- Of the 713 Pennsylvania individuals currently registered as sexually violent predators, 403 are on parole or probation, according to the Megan’s Law website maintained by the Pennsylvania State Police.
- Five sexually violent predators are registered as living in Bucks County, according to the web site, including one currently incarcerated in Bucks County prison. Montgomery Council has 28 registered SVPs and 17 are inmates at Graterford state prison.
- Sexually Violent Predators who fail to attend mandatory monthly treatment can be charged with a first-degree misdemeanor, said Meghan Dade, Pennsylvania’s executive director of the Sexual Offenders Assessment Board.
Monday, May 13, 2013
Treatment center for sexually violent predators has Hulmeville residents upset
Posted: Monday, May 6, 2013
Did You Know?
In tiny Hulmeville — population 1,006 — secrets are hard to keep, which is why news that an outpatient treatment center for sexually violent predators has been operating here has caught many people by surprise and has caused quite a commotion.
Last week at least 350 fliers were hand-distributed throughout the half-square-mile borough, which sits between Bensalem and Middletown, urging residents to attend Monday’s Hulmeville Borough Council meeting to demand that the landlord terminate the lease with the counseling center.

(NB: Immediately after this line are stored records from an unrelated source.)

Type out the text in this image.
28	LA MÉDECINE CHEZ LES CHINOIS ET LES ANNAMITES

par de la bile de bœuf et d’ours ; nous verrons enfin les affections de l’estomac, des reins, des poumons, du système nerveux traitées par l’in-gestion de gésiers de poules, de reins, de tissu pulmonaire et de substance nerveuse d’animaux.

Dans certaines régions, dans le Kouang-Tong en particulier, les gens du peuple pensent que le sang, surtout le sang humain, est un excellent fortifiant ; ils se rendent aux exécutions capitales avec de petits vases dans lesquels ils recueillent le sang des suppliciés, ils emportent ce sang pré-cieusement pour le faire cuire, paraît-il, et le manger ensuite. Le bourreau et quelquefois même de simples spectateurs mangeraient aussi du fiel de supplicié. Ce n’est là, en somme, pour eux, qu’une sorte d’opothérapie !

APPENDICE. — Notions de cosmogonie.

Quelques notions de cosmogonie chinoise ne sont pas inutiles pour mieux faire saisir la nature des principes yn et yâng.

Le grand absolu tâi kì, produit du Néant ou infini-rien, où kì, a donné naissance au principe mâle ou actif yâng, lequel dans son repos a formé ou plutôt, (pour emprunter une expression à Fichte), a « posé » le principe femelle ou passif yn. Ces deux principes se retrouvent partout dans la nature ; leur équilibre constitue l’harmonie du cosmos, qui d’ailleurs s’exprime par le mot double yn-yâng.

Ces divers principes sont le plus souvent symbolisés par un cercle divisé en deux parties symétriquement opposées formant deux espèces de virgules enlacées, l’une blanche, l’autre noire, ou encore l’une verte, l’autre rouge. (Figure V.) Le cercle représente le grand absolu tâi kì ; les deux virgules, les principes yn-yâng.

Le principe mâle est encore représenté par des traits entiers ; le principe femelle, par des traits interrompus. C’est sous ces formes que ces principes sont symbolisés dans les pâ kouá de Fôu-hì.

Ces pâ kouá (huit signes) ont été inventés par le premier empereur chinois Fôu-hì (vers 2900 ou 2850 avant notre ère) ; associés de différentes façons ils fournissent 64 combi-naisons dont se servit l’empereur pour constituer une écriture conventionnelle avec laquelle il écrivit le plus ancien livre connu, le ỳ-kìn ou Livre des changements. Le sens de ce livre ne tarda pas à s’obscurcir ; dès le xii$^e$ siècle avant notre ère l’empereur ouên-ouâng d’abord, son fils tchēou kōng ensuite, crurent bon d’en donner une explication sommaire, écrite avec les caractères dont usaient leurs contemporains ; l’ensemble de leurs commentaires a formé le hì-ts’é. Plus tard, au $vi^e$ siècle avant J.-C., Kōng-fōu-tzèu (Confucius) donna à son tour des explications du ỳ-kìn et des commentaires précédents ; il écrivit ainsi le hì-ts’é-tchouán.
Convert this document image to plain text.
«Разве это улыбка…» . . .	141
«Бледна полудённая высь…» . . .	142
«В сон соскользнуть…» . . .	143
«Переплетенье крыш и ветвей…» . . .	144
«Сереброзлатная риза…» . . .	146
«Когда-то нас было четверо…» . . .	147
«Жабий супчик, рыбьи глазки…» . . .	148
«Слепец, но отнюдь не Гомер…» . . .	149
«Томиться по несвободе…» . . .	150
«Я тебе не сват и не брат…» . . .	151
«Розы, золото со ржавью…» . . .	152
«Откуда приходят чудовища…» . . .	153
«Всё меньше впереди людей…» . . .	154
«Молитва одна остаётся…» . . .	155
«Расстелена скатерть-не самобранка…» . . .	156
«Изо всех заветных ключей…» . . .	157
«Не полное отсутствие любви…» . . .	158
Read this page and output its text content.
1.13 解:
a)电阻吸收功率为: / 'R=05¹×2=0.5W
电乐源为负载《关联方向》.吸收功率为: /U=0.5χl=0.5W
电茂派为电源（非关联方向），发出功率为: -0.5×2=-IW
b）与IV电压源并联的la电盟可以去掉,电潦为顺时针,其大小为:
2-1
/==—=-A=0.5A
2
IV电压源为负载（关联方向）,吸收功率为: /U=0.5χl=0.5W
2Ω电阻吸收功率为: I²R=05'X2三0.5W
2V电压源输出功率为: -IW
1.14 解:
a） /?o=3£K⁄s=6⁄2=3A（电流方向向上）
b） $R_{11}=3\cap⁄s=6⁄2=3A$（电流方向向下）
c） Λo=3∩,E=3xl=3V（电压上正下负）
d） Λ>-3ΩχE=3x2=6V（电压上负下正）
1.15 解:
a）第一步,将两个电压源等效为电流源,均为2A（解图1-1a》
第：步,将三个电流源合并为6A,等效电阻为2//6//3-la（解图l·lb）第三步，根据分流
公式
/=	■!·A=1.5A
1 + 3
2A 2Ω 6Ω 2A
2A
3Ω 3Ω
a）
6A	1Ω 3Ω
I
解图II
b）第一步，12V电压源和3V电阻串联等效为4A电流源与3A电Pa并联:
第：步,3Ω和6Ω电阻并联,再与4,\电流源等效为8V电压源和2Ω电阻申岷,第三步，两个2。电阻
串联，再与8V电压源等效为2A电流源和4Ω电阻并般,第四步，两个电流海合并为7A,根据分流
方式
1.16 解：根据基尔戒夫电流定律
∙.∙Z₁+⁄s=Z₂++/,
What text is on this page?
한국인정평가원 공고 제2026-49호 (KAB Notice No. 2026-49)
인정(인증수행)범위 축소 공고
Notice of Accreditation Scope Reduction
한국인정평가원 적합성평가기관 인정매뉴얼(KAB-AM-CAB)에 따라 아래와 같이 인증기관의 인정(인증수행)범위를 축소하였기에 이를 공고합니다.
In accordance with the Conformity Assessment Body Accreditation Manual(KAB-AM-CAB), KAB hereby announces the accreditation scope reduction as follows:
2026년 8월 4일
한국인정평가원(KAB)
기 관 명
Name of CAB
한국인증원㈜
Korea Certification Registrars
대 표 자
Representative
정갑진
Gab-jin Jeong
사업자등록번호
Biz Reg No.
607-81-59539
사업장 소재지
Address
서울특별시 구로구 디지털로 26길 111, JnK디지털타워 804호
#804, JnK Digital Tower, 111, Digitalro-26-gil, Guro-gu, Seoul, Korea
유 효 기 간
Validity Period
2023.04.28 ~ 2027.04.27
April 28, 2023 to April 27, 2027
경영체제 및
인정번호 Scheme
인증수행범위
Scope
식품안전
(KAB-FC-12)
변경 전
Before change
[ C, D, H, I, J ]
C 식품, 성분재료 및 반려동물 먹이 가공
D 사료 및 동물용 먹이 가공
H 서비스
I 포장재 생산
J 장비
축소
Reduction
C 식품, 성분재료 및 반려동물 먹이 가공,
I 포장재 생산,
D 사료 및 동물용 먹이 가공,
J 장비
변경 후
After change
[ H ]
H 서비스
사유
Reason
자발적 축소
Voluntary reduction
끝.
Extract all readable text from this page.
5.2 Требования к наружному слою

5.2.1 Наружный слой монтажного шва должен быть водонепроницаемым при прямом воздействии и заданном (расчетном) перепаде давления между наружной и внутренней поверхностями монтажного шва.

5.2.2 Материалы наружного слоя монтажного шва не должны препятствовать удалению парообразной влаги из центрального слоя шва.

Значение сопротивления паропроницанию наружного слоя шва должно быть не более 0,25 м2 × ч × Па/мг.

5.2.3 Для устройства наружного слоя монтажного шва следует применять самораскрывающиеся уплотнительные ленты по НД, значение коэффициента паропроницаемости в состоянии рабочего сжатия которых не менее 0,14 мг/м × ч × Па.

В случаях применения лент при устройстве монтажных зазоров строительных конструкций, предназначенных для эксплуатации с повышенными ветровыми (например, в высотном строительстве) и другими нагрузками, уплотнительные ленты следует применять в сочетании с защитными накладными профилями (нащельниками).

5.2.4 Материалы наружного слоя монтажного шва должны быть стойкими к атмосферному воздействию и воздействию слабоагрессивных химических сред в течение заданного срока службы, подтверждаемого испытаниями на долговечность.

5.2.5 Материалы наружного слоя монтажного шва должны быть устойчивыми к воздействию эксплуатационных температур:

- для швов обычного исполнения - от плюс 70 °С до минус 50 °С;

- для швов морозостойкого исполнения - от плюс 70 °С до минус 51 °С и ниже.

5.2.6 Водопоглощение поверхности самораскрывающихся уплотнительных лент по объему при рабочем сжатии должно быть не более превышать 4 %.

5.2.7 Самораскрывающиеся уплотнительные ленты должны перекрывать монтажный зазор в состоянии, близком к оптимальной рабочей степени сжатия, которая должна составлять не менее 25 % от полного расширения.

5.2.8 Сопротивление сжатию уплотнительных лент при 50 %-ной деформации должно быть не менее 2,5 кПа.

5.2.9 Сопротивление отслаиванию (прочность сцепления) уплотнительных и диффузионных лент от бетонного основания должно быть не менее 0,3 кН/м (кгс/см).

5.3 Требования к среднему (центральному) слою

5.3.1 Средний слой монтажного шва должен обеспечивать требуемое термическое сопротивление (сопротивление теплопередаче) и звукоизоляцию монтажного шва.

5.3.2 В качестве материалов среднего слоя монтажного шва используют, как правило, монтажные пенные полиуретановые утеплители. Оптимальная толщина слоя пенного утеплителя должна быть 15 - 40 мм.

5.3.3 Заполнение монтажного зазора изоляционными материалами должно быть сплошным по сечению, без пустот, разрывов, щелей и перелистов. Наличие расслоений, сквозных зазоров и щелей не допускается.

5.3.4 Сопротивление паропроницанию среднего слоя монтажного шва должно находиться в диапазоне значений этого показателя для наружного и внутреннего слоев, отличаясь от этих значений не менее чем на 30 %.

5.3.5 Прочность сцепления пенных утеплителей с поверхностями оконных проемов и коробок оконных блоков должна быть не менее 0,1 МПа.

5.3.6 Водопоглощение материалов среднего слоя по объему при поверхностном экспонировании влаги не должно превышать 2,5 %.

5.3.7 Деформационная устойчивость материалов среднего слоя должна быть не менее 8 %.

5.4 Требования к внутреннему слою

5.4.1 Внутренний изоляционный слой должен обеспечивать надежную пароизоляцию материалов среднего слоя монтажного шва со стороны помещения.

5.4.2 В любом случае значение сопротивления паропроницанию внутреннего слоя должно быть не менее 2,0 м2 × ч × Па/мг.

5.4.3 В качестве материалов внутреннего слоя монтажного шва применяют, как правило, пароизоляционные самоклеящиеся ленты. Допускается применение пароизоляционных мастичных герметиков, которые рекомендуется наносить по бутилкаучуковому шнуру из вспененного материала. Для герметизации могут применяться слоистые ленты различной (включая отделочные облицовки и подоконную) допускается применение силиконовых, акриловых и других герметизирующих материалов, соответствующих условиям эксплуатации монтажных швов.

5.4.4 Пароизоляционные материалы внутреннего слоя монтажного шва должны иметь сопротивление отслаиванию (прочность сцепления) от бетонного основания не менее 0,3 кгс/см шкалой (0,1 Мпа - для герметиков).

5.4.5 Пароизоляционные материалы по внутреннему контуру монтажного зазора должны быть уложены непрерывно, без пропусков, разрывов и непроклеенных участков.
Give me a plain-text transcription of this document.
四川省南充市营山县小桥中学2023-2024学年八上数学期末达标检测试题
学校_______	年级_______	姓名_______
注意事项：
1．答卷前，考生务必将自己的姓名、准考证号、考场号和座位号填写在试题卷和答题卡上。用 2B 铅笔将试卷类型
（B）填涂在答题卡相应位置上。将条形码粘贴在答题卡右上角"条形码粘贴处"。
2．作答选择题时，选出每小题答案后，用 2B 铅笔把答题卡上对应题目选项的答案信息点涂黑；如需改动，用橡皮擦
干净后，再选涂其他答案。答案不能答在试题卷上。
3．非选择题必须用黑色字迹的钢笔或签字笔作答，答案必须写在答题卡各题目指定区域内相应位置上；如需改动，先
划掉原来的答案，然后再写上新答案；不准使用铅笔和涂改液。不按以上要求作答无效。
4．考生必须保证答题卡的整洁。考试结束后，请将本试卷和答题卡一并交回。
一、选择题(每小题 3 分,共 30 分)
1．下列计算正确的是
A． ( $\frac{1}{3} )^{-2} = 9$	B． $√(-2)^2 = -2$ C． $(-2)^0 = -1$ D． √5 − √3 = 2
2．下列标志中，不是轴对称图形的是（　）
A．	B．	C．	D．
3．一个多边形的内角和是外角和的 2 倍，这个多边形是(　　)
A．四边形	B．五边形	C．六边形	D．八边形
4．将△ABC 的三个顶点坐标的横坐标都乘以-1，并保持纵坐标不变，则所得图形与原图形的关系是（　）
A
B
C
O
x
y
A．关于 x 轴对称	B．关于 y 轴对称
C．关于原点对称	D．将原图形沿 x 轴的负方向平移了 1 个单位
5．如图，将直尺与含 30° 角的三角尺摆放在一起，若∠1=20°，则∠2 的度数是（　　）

Resources for Human Development, which rents space in a Reetz Avenue office building, is one of four behavioral health providers with state certification to treat individuals deemed sexually violent predators under the state’s Megan’s Law. Other Bucks County providers are in Newtown, Newtown Township and Doylestown Township, according to the Pennsylvania Sexual Offenders Assessment Board, which approves the centers.
RHD provides an array of human and behavioral services including programs for recovering substance abusers, the homeless and people with intellectual disabilities, according to its website.
The agency operates centers specializing in treatment and interventions for people with “problematic sexual behaviors and family abuse” also in Montgomery County and Philadelphia, according to its website. Referral sources include probation and parole offices.
Pennsylvania is among the 16 states that have adopted the Adam Walsh Child Protection and Safety Act, which defines a sexually violent predator as a person convicted of a sexually violent offense and whom is deemed likely to engage in predatory behavior.
Under the law, SVPs, as they are known, once released from prison are required to attend at least monthly outpatient counseling sessions in a program approved by the state’s Sexual Offenders Assessment Board. The offenders are financially responsible for counseling fees.
The Hulmeville-based counseling center has been operating for about two years and its lease runs through next year, according to sources. It’s unknown how many sexually violent predators the center treats.
RHD’s director, Mary Young, a licensed social worker, declined comment about the center when reached last week. The newspaper was also unsuccessful in reaching a representative of BestCo Corp. Home, which owns the building where the center is located.
But resident Marcy Downey has plenty to say about the center, which is across the street from her house and fewer than two miles from Hoover Elementary School.
She found out about the center about a month ago after she and a neighbor were outside watching their kids play. They noticed a large group of people were waiting in the office parking lot on Wednesday and Thursday evenings.
Downey wondered what was happening to attract such a crowd, so she did an Internet search. When she learned about Resources for Human Development she was shocked.
Then Downey became angry when she learned that borough officials, the police department, even state police who also patrol the borough didn’t know about the center.
“The entire neighborhood is unaware of it,” she said. “It’s just scary. This is not a town that needs that. There are plenty of other places they can be.”
Hulmeville Mayor David Harris last week said that he didn’t know about the counseling center until Downey brought it to his attention. He has contacted the borough’s zoning officer because the center has not obtained an occupancy permit, a requirement to operate a business.
“If that is the only type of counseling (offered), yes, it does concern me as a father and grandfather,” Harris added.
But, the mayor added, that the building where the counseling center is located in a commercial/industrial zone, which may be an allowed use. In addition to checking zoning requirements the zoning officer is checking to see if the center meets occupancy limits.
Meghan Dade, Pennsylvania’s executive director of the Sexual Offenders Assessment Board, is unaware of any state restrictions on where SVP providers can be located, but a local municipality may impose zoning restrictions.
“These are sex offenders who are in treatment, who are doing the right thing, and trying to seek help and stay on the straight and narrow,” she added.